If, for example, a keyboardist suddenly decides to climb a higher mountain or descend into a valley without warning, Isaac follows without missing a beat.
In a single stretch of solo or chorus, Muyiwa would do anything.
Anything from modulations, falsetto to minors and everything in-between in as many breaths.
But the beautiful thing and point of this nostalgic recall is he sings with so much SOUL.
And does any part — but is master of tenor.
And he dances. Not the choreographed mechanical steps of our churches’ “Kingdom Dance”.
I’m talking about the type of dance Rafael Infante described to Ruby Sinclair in ‘Dance with Me’ — the dance from where the music speaks to your soul.
He doesn’t do those voice training or those care-for-your-voice-routine.
Yes, he was a friend like a brother. We ate anything and everything. In fact, he makes his money from cooking and baking now.
Off Course, Badess
I saw a video of a little boy swaggering after his father, flicking his nostrils and talking in a hoarse voice.
Then there was a young chap dropping singles like a hustler and doing different videos for one song, just to make fans happy.
Then he had “friends” appearing in the videos.

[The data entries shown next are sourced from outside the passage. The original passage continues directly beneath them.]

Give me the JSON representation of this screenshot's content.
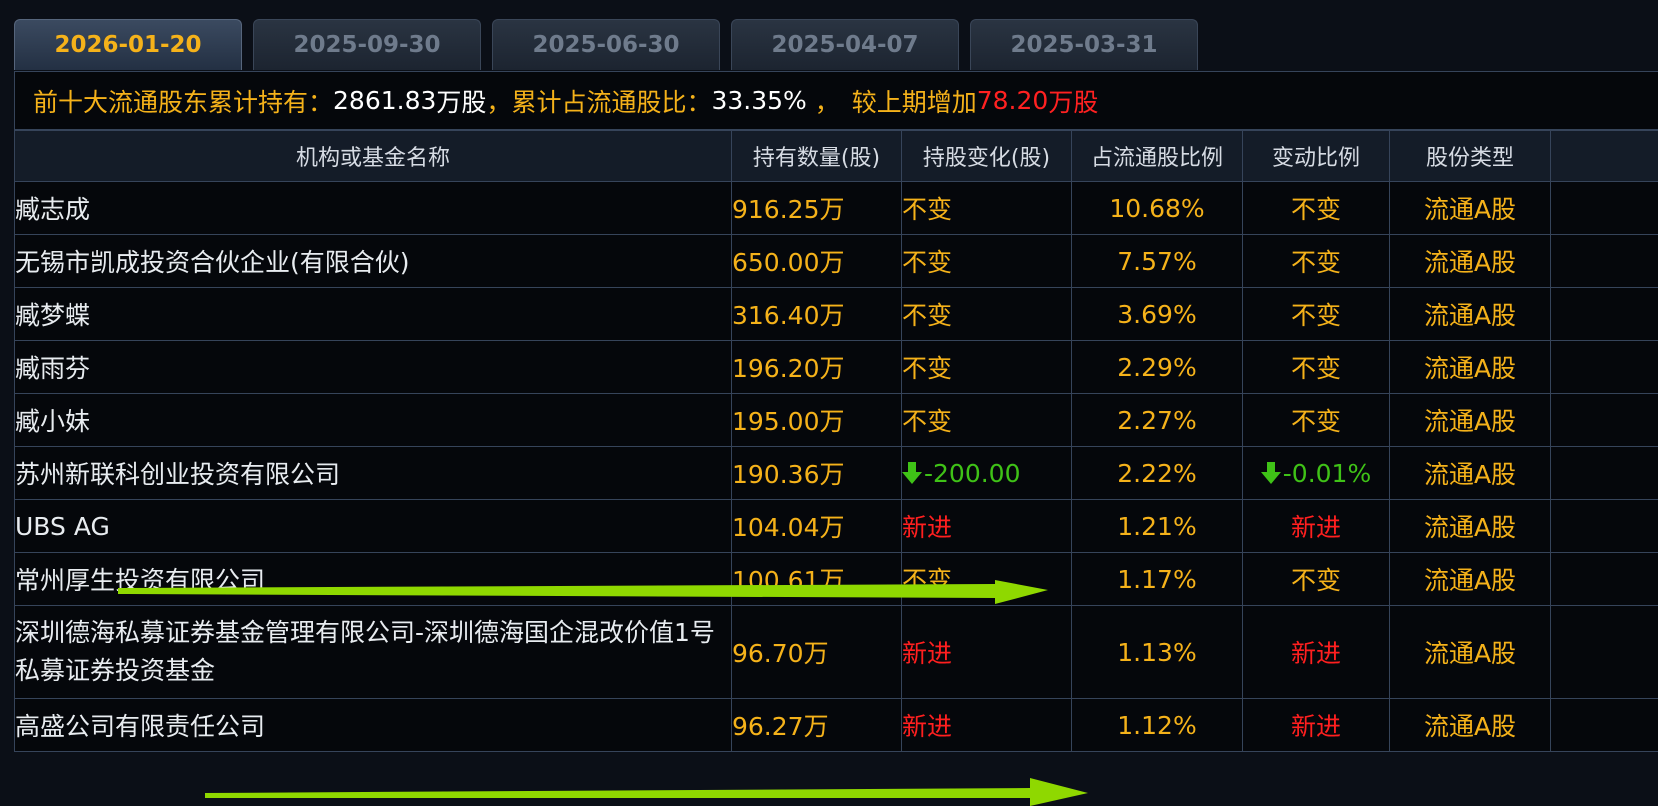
{
  "tabs": [
    "2026-01-20",
    "2025-09-30",
    "2025-06-30",
    "2025-04-07",
    "2025-03-31"
  ],
  "summary": {
    "label1": "前十大流通股东累计持有：",
    "value1": "2861.83",
    "unit1": "万股",
    "sep1": "，",
    "label2": "累计占流通股比：",
    "value2": "33.35%",
    "sep2": " ，",
    "label3": "较上期增加",
    "value3": "78.20",
    "unit3": "万股"
  },
  "columns": [
    "机构或基金名称",
    "持有数量(股)",
    "持股变化(股)",
    "占流通股比例",
    "变动比例",
    "股份类型"
  ],
  "rows": [
    {
      "name": "臧志成",
      "qty": "916.25万",
      "change": "不变",
      "pct": "10.68%",
      "ratio": "不变",
      "type": "流通A股"
    },
    {
      "name": "无锡市凯成投资合伙企业(有限合伙)",
      "qty": "650.00万",
      "change": "不变",
      "pct": "7.57%",
      "ratio": "不变",
      "type": "流通A股"
    },
    {
      "name": "臧梦蝶",
      "qty": "316.40万",
      "change": "不变",
      "pct": "3.69%",
      "ratio": "不变",
      "type": "流通A股"
    },
    {
      "name": "臧雨芬",
      "qty": "196.20万",
      "change": "不变",
      "pct": "2.29%",
      "ratio": "不变",
      "type": "流通A股"
    },
    {
      "name": "臧小妹",
      "qty": "195.00万",
      "change": "不变",
      "pct": "2.27%",
      "ratio": "不变",
      "type": "流通A股"
    },
    {
      "name": "苏州新联科创业投资有限公司",
      "qty": "190.36万",
      "change": "-200.00",
      "pct": "2.22%",
      "ratio": "-0.01%",
      "type": "流通A股"
    },
    {
      "name": "UBS AG",
      "qty": "104.04万",
      "change": "新进",
      "pct": "1.21%",
      "ratio": "新进",
      "type": "流通A股"
    },
    {
      "name": "常州厚生投资有限公司",
      "qty": "100.61万",
      "change": "不变",
      "pct": "1.17%",
      "ratio": "不变",
      "type": "流通A股"
    },
    {
      "name": "深圳德海私募证券基金管理有限公司-深圳德海国企混改价值1号私募证券投资基金",
      "qty": "96.70万",
      "change": "新进",
      "pct": "1.13%",
      "ratio": "新进",
      "type": "流通A股"
    },
    {
      "name": "高盛公司有限责任公司",
      "qty": "96.27万",
      "change": "新进",
      "pct": "1.12%",
      "ratio": "新进",
      "type": "流通A股"
    }
  ],
  "colors": {
    "accent": "#f5b21a",
    "new": "#ff1f1f",
    "down": "#3fc217",
    "annotation_arrow": "#8fd800"
  }
}
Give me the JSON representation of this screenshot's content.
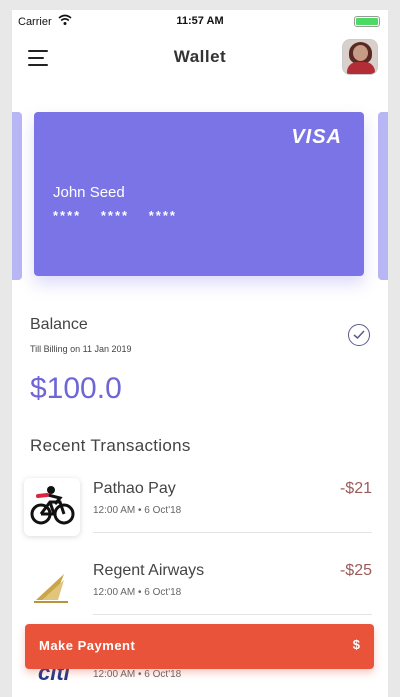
{
  "status_bar": {
    "carrier": "Carrier",
    "time": "11:57 AM"
  },
  "nav": {
    "title": "Wallet",
    "menu_icon": "hamburger-menu-icon",
    "avatar_icon": "user-avatar"
  },
  "card": {
    "brand": "VISA",
    "holder": "John Seed",
    "number": "**** **** ****",
    "color": "#7b74e6"
  },
  "balance": {
    "label": "Balance",
    "subtitle": "Till Billing on 11 Jan 2019",
    "amount": "$100.0",
    "status_icon": "check-circle-icon"
  },
  "transactions": {
    "title": "Recent Transactions",
    "items": [
      {
        "name": "Pathao Pay",
        "meta": "12:00 AM • 6 Oct'18",
        "amount": "-$21",
        "logo": "bicycle-logo"
      },
      {
        "name": "Regent Airways",
        "meta": "12:00 AM • 6 Oct'18",
        "amount": "-$25",
        "logo": "airline-wing-logo"
      },
      {
        "name": "",
        "meta": "12:00 AM • 6 Oct'18",
        "amount": "",
        "logo": "citi-logo"
      }
    ],
    "partial_logo_text": "citi"
  },
  "pay_button": {
    "label": "Make Payment",
    "currency": "$",
    "color": "#e8533a"
  },
  "colors": {
    "accent": "#7b74e6",
    "amount_negative": "#9b5b5b",
    "balance": "#6e66d6"
  }
}
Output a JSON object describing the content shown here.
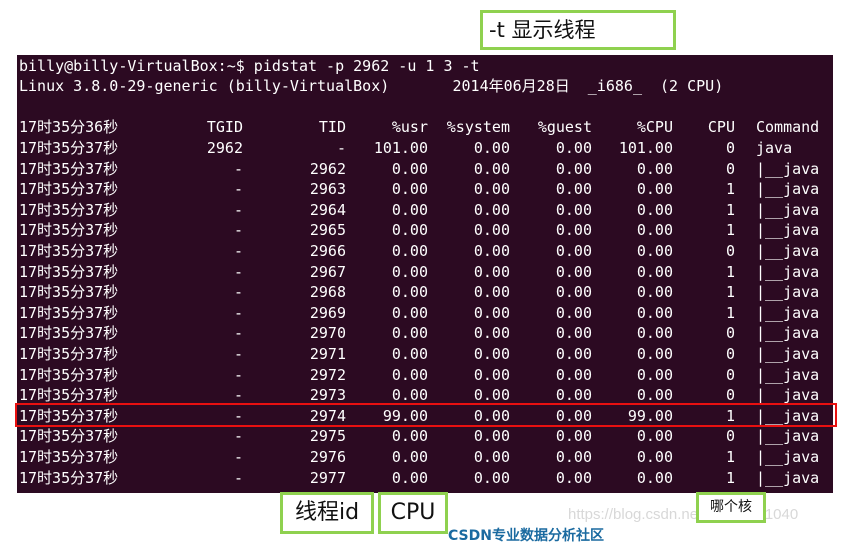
{
  "annotations": {
    "top": "-t 显示线程",
    "thread_id": "线程id",
    "cpu": "CPU",
    "which_core": "哪个核"
  },
  "watermark": "https://blog.csdn.net/qq_43191040",
  "cut_text": "CSDN专业数据分析社区",
  "terminal": {
    "prompt_line": "billy@billy-VirtualBox:~$ pidstat -p 2962 -u 1 3 -t",
    "info_line": "Linux 3.8.0-29-generic (billy-VirtualBox)       2014年06月28日  _i686_  (2 CPU)",
    "header": {
      "time": "17时35分36秒",
      "tgid": "TGID",
      "tid": "TID",
      "usr": "%usr",
      "system": "%system",
      "guest": "%guest",
      "pcpu": "%CPU",
      "cpu": "CPU",
      "command": "Command"
    },
    "rows": [
      {
        "time": "17时35分37秒",
        "tgid": "2962",
        "tid": "-",
        "usr": "101.00",
        "system": "0.00",
        "guest": "0.00",
        "pcpu": "101.00",
        "cpu": "0",
        "command": "java"
      },
      {
        "time": "17时35分37秒",
        "tgid": "-",
        "tid": "2962",
        "usr": "0.00",
        "system": "0.00",
        "guest": "0.00",
        "pcpu": "0.00",
        "cpu": "0",
        "command": "|__java"
      },
      {
        "time": "17时35分37秒",
        "tgid": "-",
        "tid": "2963",
        "usr": "0.00",
        "system": "0.00",
        "guest": "0.00",
        "pcpu": "0.00",
        "cpu": "1",
        "command": "|__java"
      },
      {
        "time": "17时35分37秒",
        "tgid": "-",
        "tid": "2964",
        "usr": "0.00",
        "system": "0.00",
        "guest": "0.00",
        "pcpu": "0.00",
        "cpu": "1",
        "command": "|__java"
      },
      {
        "time": "17时35分37秒",
        "tgid": "-",
        "tid": "2965",
        "usr": "0.00",
        "system": "0.00",
        "guest": "0.00",
        "pcpu": "0.00",
        "cpu": "1",
        "command": "|__java"
      },
      {
        "time": "17时35分37秒",
        "tgid": "-",
        "tid": "2966",
        "usr": "0.00",
        "system": "0.00",
        "guest": "0.00",
        "pcpu": "0.00",
        "cpu": "0",
        "command": "|__java"
      },
      {
        "time": "17时35分37秒",
        "tgid": "-",
        "tid": "2967",
        "usr": "0.00",
        "system": "0.00",
        "guest": "0.00",
        "pcpu": "0.00",
        "cpu": "1",
        "command": "|__java"
      },
      {
        "time": "17时35分37秒",
        "tgid": "-",
        "tid": "2968",
        "usr": "0.00",
        "system": "0.00",
        "guest": "0.00",
        "pcpu": "0.00",
        "cpu": "1",
        "command": "|__java"
      },
      {
        "time": "17时35分37秒",
        "tgid": "-",
        "tid": "2969",
        "usr": "0.00",
        "system": "0.00",
        "guest": "0.00",
        "pcpu": "0.00",
        "cpu": "1",
        "command": "|__java"
      },
      {
        "time": "17时35分37秒",
        "tgid": "-",
        "tid": "2970",
        "usr": "0.00",
        "system": "0.00",
        "guest": "0.00",
        "pcpu": "0.00",
        "cpu": "0",
        "command": "|__java"
      },
      {
        "time": "17时35分37秒",
        "tgid": "-",
        "tid": "2971",
        "usr": "0.00",
        "system": "0.00",
        "guest": "0.00",
        "pcpu": "0.00",
        "cpu": "0",
        "command": "|__java"
      },
      {
        "time": "17时35分37秒",
        "tgid": "-",
        "tid": "2972",
        "usr": "0.00",
        "system": "0.00",
        "guest": "0.00",
        "pcpu": "0.00",
        "cpu": "0",
        "command": "|__java"
      },
      {
        "time": "17时35分37秒",
        "tgid": "-",
        "tid": "2973",
        "usr": "0.00",
        "system": "0.00",
        "guest": "0.00",
        "pcpu": "0.00",
        "cpu": "0",
        "command": "|__java"
      },
      {
        "time": "17时35分37秒",
        "tgid": "-",
        "tid": "2974",
        "usr": "99.00",
        "system": "0.00",
        "guest": "0.00",
        "pcpu": "99.00",
        "cpu": "1",
        "command": "|__java"
      },
      {
        "time": "17时35分37秒",
        "tgid": "-",
        "tid": "2975",
        "usr": "0.00",
        "system": "0.00",
        "guest": "0.00",
        "pcpu": "0.00",
        "cpu": "0",
        "command": "|__java"
      },
      {
        "time": "17时35分37秒",
        "tgid": "-",
        "tid": "2976",
        "usr": "0.00",
        "system": "0.00",
        "guest": "0.00",
        "pcpu": "0.00",
        "cpu": "1",
        "command": "|__java"
      },
      {
        "time": "17时35分37秒",
        "tgid": "-",
        "tid": "2977",
        "usr": "0.00",
        "system": "0.00",
        "guest": "0.00",
        "pcpu": "0.00",
        "cpu": "1",
        "command": "|__java"
      }
    ],
    "highlight_color": "#e81010"
  }
}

Then he became a self-made man. Made good use of family wealth as foundation.
Many speak highly of his humility and down-to-earth readiness to lift others.
But then, the world would be boring without different voices.
Some voices said he bought all he got. Does anything come for free?
Many spoke of low register; he shouts, he mimes, the audience sing for him. Many voices.
But the one I can’t hear clearly says he can’t sing.
We know those with predictable pitch and rhythm. We know the creatives that have gone far with appropriating and redefining sounds of old.
The Nigerian creative space is filled with an embarrassing assortments of talents.
And it just needs a little structure to take the world in deed.
However, in that mixed multitude, only a few sing with so much soul as Davido does.
It’s not in his voice; he has a unique one with which he has done pitches and keys his contemporaries only attempt in the bathroom.
It’s is in singing every song like it’s his last. It’s in wanting someone to know “I’m sing for you”.
Muyiwa once did a song and before he finished he shook the hand of everybody in that hall!
I was livid. For I was on the drums!
But the joy on his face is something my aching joints can never take away.
And then I saw that look on Davido’s face. It was not joy. It was raw pain, disappointment and regret.
Not for himself. But for those who can’t just look beyond how fate gave him a bed of gold and see how he has spread it out in words and action. And sounds.
My mother told me there will always be voices. If you are in front, they will say you’re walking too fast.
Stay behind, they will say you are too slow.
Settle in the middle, I daresay they will accuse you of crowding the spaces.